According to police, Sandak’s group fled from police before losing control of their vehicle. Sandak’s defenders view his death as a police killing; they allege that the police car hit his vehicle from behind, causing it to run off the road.
The Jerusalem District Court postpones the evidentiary stage of Prime Minister Benjamin Netanyahu’s corruption trial until April 5.
The decision means the criminal proceedings will begin after the March 23 elections.
The court says hearings will be held three times a week, from Monday through Wednesday, from 9 a.m. until 3:30 p.m.
Netanyahu is charged with fraud and breach of trust in three cases, and bribery in one of them. He denies any wrongdoing.
Israel Ambassador to the US Gilad Erdan says he just got off the phone with the Biden administration’s climate envoy, John Kerry, during which they discussed “the environmental challenges we are facing.”
“I told him I would be a soldier in the fight against climate change. We agreed to meet soon to explore new initiatives & discuss the vision of zero carbon economy,” tweets Erdan, who also serves as Israel’s ambassador to the UN.
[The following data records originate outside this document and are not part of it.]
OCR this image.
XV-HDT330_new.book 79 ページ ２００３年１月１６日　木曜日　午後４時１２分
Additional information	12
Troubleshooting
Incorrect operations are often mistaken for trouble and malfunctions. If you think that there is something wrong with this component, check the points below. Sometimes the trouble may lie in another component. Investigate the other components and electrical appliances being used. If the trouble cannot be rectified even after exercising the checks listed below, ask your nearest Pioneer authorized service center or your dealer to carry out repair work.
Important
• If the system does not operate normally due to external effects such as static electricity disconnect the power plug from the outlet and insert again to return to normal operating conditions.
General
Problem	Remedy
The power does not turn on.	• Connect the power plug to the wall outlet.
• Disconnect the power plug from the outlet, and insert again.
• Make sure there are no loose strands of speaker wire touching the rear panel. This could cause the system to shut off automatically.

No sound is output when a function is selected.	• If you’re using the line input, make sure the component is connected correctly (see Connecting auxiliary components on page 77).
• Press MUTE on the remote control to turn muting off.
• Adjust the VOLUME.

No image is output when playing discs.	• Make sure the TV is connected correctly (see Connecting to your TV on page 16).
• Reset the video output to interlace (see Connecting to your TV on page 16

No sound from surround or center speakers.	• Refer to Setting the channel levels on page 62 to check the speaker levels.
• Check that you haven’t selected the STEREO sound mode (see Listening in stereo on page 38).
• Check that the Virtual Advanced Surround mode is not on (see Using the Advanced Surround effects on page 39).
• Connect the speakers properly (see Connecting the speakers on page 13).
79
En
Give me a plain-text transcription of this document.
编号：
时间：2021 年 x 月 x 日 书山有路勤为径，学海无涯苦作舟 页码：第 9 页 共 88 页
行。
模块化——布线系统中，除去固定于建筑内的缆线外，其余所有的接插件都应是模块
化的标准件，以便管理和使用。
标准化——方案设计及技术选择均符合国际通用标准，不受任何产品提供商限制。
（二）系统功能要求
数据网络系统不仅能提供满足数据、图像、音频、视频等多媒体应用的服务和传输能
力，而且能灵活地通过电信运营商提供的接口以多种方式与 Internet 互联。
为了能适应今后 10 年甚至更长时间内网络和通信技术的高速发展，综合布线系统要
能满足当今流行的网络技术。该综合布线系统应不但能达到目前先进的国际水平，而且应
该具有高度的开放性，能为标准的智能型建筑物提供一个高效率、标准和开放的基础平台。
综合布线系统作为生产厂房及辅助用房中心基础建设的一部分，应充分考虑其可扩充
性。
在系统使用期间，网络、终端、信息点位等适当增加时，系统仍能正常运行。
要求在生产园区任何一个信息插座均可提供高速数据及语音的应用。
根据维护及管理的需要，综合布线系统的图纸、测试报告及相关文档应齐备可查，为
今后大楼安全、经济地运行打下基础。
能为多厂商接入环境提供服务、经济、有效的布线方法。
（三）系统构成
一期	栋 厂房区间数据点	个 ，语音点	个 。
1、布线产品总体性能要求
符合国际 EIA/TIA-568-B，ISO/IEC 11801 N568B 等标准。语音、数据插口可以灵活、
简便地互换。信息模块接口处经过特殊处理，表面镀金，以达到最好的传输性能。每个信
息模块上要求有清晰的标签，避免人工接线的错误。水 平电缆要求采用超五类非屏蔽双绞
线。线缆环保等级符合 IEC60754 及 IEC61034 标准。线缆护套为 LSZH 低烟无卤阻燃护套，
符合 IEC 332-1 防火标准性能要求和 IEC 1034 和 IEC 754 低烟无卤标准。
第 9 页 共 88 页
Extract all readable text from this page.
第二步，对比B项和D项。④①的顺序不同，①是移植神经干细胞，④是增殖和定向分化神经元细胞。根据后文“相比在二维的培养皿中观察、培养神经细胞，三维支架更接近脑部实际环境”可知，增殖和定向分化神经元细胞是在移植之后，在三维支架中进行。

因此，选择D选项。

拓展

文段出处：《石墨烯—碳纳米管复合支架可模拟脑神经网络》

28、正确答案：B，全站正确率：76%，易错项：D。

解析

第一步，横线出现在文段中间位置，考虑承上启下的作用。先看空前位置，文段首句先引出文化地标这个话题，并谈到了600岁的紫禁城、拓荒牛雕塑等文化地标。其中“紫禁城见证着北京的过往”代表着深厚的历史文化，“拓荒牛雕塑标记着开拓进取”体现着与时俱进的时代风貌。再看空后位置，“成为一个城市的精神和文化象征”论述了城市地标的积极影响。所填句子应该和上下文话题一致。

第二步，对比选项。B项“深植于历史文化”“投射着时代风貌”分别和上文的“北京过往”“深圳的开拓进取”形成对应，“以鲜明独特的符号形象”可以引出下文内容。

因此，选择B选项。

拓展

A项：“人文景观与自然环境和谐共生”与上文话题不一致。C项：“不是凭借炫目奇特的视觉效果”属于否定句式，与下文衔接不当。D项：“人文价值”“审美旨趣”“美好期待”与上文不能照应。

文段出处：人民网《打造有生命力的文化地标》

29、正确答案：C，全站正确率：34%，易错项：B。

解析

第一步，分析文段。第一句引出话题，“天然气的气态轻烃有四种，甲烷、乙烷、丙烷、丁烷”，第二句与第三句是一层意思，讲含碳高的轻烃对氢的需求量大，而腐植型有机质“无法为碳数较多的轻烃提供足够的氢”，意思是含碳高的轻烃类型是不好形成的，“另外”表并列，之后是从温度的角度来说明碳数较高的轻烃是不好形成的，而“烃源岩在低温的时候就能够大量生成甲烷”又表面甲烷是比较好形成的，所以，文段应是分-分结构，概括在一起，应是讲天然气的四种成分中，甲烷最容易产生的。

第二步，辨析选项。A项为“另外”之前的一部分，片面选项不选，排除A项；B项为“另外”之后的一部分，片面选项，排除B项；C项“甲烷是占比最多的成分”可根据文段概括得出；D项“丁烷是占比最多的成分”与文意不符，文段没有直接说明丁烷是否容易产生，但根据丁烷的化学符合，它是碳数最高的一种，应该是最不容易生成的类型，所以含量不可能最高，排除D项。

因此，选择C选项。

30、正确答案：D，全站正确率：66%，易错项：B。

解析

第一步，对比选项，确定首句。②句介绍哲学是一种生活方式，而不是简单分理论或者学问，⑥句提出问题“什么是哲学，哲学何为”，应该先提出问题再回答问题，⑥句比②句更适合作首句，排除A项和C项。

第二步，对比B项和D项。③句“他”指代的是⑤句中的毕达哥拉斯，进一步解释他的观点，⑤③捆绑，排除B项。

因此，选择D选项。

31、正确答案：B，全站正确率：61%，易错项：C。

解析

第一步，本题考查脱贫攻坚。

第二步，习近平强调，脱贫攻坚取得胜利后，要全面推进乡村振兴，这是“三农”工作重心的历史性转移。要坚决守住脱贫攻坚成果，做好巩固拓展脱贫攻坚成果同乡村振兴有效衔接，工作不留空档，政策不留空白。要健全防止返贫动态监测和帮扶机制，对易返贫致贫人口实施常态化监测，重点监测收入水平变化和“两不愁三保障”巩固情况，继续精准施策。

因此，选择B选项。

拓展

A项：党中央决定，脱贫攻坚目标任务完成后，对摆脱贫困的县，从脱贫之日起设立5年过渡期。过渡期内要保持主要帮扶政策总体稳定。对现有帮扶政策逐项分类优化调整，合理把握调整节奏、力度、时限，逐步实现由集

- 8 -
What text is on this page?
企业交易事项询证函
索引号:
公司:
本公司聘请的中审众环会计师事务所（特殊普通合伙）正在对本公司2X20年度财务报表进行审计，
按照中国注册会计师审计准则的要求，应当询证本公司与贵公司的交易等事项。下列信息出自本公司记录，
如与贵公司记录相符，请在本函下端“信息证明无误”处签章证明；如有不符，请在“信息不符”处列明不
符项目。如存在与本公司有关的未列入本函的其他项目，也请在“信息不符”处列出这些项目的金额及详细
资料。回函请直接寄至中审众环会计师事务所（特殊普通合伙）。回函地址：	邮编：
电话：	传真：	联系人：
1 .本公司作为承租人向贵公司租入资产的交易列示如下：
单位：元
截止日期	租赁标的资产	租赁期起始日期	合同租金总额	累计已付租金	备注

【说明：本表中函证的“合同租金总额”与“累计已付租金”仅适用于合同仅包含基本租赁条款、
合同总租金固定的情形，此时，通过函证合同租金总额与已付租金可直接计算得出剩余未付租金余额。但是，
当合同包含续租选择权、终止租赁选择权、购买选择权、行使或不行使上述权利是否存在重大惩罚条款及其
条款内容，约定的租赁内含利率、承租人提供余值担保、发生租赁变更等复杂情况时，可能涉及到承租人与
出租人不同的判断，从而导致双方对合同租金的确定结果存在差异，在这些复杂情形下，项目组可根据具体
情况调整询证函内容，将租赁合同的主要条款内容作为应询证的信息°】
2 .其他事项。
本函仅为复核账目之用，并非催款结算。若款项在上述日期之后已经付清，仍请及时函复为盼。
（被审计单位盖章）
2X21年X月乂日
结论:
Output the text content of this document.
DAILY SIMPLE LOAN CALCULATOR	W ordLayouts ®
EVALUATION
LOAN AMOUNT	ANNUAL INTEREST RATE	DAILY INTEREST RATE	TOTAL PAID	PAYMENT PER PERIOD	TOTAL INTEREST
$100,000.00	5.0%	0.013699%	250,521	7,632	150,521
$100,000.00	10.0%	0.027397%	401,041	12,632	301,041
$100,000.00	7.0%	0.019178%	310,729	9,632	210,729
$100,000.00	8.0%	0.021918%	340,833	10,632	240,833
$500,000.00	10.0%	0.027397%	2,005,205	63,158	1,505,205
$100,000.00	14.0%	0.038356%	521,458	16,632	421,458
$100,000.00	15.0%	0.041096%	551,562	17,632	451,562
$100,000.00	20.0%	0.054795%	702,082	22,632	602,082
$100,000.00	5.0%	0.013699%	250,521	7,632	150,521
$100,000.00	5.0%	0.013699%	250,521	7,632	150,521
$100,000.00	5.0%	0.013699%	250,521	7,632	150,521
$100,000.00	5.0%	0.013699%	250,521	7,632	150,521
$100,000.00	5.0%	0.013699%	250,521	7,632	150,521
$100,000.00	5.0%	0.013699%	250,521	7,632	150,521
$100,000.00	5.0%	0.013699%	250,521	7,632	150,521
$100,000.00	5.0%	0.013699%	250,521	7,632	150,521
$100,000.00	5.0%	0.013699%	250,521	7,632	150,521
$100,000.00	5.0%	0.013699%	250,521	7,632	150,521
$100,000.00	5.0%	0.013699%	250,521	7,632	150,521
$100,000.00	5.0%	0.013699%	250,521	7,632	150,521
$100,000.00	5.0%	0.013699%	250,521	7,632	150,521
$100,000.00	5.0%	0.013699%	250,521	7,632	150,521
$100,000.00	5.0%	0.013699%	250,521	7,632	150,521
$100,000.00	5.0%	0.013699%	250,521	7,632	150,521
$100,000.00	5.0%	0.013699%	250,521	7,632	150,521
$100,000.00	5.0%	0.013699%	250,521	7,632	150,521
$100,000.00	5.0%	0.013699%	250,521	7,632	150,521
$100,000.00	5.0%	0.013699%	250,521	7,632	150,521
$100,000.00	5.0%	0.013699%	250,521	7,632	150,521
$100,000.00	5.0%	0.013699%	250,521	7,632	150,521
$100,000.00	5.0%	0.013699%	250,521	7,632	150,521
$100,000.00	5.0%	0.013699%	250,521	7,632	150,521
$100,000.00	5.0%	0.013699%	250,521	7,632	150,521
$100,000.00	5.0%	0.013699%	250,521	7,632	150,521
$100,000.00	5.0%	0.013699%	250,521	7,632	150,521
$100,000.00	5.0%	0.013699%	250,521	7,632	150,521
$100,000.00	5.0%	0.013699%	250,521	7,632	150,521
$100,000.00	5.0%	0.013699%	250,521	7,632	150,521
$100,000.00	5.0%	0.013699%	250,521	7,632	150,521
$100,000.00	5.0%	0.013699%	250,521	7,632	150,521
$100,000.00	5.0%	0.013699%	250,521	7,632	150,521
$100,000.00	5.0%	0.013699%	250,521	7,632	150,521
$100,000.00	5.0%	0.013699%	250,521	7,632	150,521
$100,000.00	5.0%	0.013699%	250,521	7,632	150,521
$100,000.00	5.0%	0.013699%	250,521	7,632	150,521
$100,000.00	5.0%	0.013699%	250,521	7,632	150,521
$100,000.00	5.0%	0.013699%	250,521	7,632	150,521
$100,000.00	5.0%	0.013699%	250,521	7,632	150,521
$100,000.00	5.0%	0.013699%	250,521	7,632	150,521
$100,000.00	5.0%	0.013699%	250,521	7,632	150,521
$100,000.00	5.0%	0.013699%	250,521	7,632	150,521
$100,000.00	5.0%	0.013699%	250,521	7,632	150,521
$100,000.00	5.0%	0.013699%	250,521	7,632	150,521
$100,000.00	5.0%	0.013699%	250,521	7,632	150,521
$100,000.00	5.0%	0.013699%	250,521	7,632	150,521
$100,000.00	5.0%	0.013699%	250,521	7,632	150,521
His office told The Times of Israel last month that the envoy would seek to share Israeli innovation and environmental technology that addresses climate change — an issue on which he will likely find common ground with Democrats, a growing number of whom have become vocally frustrated with the right-wing Netanyahu government.
I just had a productive call with @climateenvoy John Kerry about the environmental challenges we are facing. I told him I would be a soldier in the fight against climate change. We agreed to meet soon to explore new initiatives & discuss the vision of zero carbon economy. pic.twitter.com/rl4zMpiHDw
— Ambassador Gilad Erdan גלעד ארדן (@giladerdan1) February 22, 2021
The Jerusalem District Court has rejected a demand by Prime Minister Benjamin Netanyahu’s attorneys to cancel the criminal indictments against the premier over the attorney general’s apparent failure to approve the criminal investigations in writing.
But the court chides Attorney General Avichai Mandelblit for the oversight, acknowledging a “defect” in the legal procedures.